The Korea Exchange (KRX) decided to abolish the obligation to collect 100% initial margin that had been imposed when designating investment warning or investment risk issues. Until now, to buy stocks designated as investment warning or investment risk issues, transactions were possible only if the entire margin was paid in cash.
According to the exchange's legal portal on the 24th, the exchange gave notice of amendments to the business regulations for the KOSPI, KOSDAQ, and KONEX markets that include these measures. The main point is to exempt the obligation to collect 100% initial margin for issues designated under the market alert system.
Initial margin is a deposit that an investor places with a securities firm when buying stocks. Forcing it to be 100% in cash was intended to block unsettled transactions at the source.
If this rule is amended, it is expected that unsettled transactions will become possible going forward even when investing in issues designated as investment warning or investment risk in the KOSPI, KOSDAQ, and KONEX markets.
An exchange official said, "We are improving regulations related to initial margin to foster an advanced capital market environment that meets global standards by rationalizing regulations related to the market alert system."

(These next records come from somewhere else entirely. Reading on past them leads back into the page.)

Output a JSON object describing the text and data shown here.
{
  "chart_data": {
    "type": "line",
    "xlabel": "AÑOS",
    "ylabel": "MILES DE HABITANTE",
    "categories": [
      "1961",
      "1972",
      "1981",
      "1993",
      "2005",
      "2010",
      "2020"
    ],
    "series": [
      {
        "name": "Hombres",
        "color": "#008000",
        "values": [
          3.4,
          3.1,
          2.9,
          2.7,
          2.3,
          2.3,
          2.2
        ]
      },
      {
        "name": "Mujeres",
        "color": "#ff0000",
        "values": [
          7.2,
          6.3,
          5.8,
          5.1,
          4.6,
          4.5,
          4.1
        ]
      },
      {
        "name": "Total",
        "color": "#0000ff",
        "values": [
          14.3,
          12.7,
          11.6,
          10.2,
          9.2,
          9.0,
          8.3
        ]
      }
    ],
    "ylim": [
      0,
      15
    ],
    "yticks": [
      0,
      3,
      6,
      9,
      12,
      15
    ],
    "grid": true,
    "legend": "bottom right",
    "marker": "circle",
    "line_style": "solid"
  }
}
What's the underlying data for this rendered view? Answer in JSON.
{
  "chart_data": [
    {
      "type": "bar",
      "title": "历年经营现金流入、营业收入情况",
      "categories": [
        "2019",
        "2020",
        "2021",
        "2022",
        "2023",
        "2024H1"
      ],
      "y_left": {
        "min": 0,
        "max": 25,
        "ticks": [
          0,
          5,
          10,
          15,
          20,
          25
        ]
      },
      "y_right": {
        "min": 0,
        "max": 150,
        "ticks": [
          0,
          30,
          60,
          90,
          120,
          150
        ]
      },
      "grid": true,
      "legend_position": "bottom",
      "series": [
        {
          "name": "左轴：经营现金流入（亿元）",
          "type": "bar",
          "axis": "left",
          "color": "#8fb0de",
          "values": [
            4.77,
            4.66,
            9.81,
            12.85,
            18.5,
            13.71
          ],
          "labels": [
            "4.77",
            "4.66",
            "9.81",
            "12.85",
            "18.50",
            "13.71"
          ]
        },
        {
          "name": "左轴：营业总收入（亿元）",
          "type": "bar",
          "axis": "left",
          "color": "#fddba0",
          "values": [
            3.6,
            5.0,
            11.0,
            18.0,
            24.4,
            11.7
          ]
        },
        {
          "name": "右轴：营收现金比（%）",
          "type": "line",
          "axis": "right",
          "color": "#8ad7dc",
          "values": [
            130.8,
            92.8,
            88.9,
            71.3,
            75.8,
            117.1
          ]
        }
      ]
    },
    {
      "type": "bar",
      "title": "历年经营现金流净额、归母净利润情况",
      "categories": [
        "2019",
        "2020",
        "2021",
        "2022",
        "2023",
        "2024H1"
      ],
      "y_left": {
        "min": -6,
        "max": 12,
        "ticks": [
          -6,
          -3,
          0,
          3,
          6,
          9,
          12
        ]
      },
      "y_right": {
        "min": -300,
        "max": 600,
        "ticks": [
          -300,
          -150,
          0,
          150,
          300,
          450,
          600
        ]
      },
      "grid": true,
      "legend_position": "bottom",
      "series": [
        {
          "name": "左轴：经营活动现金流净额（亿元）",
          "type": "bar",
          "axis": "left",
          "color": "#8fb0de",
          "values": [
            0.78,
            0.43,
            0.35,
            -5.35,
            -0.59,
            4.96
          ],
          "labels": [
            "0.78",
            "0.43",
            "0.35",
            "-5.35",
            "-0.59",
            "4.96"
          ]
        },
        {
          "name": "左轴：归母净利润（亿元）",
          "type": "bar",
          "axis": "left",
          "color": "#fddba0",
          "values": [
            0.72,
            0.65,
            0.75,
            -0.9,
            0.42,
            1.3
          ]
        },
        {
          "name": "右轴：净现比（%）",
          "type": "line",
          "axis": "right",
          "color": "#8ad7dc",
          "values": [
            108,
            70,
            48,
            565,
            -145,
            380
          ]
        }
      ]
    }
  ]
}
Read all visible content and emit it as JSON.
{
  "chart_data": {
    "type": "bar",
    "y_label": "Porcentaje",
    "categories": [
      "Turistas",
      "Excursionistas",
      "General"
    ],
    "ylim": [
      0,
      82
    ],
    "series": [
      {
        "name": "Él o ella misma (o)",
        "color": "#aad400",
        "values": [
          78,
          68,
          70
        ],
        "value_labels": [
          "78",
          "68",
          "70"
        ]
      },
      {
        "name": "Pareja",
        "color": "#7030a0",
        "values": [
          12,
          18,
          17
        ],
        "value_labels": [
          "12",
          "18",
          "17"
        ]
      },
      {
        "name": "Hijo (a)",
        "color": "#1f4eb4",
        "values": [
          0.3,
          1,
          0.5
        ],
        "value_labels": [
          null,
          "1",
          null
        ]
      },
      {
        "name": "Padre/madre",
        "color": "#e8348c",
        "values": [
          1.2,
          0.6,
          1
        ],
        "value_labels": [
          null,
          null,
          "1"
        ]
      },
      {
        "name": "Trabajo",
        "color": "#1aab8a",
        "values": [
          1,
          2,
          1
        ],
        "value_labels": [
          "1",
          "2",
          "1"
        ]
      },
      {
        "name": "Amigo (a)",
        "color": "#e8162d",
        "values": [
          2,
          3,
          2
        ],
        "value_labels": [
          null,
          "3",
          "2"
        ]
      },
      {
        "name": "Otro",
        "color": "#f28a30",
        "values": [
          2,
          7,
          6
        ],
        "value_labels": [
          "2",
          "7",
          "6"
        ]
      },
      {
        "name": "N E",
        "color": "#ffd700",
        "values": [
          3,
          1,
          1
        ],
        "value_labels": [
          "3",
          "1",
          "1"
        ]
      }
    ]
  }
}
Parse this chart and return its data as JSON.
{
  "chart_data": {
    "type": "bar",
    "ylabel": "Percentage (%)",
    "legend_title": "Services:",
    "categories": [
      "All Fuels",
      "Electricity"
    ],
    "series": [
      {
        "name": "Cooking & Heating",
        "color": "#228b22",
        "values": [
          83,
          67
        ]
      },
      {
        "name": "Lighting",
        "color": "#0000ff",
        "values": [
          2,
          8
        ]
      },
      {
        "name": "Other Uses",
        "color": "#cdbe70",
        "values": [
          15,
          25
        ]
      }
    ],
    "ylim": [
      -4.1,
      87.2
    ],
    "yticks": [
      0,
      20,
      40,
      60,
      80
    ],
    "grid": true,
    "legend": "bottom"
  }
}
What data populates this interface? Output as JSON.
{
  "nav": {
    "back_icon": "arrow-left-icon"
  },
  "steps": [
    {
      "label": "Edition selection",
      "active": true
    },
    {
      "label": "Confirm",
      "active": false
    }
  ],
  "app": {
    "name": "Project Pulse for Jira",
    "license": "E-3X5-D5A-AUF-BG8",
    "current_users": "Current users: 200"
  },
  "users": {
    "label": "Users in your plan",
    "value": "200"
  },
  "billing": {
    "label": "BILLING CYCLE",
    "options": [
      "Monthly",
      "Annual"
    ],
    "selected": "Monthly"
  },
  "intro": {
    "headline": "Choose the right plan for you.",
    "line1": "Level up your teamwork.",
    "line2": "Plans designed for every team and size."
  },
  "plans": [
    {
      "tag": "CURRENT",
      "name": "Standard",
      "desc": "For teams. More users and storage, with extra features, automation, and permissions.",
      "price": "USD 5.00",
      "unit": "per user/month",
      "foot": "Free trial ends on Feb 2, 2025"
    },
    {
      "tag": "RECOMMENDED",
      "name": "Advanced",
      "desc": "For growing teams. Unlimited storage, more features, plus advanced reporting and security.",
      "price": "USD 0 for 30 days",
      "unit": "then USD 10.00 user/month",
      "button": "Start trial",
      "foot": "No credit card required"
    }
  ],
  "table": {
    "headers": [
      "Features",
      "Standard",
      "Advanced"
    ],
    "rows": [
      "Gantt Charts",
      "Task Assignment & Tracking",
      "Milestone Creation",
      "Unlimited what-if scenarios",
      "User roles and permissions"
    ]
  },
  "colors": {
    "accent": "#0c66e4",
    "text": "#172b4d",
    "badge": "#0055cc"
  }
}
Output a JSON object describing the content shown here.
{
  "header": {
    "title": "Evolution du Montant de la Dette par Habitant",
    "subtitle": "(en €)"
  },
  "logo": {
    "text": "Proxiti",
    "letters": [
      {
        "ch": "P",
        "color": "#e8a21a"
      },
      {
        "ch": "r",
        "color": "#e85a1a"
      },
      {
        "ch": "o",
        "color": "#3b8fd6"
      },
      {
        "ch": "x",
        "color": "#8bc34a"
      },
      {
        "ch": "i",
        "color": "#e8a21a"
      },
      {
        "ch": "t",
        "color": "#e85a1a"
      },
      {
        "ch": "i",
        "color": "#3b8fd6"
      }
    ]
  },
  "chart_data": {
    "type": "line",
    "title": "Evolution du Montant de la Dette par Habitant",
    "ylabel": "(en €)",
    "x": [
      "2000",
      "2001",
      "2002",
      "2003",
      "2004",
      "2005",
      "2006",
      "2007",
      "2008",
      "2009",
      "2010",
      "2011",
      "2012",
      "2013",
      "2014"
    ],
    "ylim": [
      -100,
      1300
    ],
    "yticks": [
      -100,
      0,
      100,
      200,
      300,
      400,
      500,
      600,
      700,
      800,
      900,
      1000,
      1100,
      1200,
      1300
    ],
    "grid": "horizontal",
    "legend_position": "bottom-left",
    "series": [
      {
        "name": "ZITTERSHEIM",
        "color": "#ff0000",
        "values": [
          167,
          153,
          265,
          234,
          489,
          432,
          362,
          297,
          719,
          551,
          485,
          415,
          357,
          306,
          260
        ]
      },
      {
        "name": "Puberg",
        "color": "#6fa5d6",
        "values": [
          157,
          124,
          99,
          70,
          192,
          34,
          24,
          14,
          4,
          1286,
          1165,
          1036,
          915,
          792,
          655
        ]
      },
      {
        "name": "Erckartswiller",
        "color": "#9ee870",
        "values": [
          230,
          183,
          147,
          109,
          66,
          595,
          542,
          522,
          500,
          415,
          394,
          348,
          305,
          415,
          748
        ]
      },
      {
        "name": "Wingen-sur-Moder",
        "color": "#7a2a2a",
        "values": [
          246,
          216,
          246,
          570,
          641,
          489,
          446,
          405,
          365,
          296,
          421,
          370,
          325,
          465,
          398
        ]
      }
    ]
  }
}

Earlier, in Dec. last year, as the domestic stock market surged, a mishap occurred in which KOSPI blue chips, including SK hynix, were successively designated as investment warning issues.
In fact, cases designated as market alert issues are also rapidly increasing this year. From Jan. 1 to Apr. 24 this year, there were 376 designations in the KOSPI market as investment caution, investment risk, or investment warning issues. That is a 135% surge from last year's 160 cases. The KOSDAQ market also rose 118%, from 698 last year to 1,523 this year.
After SK hynix was designated as an investment warning issue last year, the exchange believed that improvements to the market alert system were necessary and has been reviewing reforms. It explained that easing the 100% initial margin collection rule is part of that effort.
However, there is considerable concern about uniformly easing the 100% initial margin collection rule not only for the KOSPI but also for the KOSDAQ market. Because many KOSDAQ issues have small market capitalizations, their share prices are more volatile, and investment risk may be higher than for companies listed on the KOSPI.
In response, the exchange said that for issues deemed highly risky, securities firms can independently set higher initial margins, and sanctions such as bans on margin trading or disallowing substitute collateral will remain in place. The intent is to relax regulations while leaving in place securities firms' autonomous risk management framework.
An exchange official said, "While there are elements regulated by the exchange for issues designated under the market alert system, securities firms are already collecting initial margins at high rates on issues they independently deem risky."
Meanwhile, the exchange will gather opinions on the rule amendments through the 30th. The effective date has not been set precisely, but implementation could begin as early as May.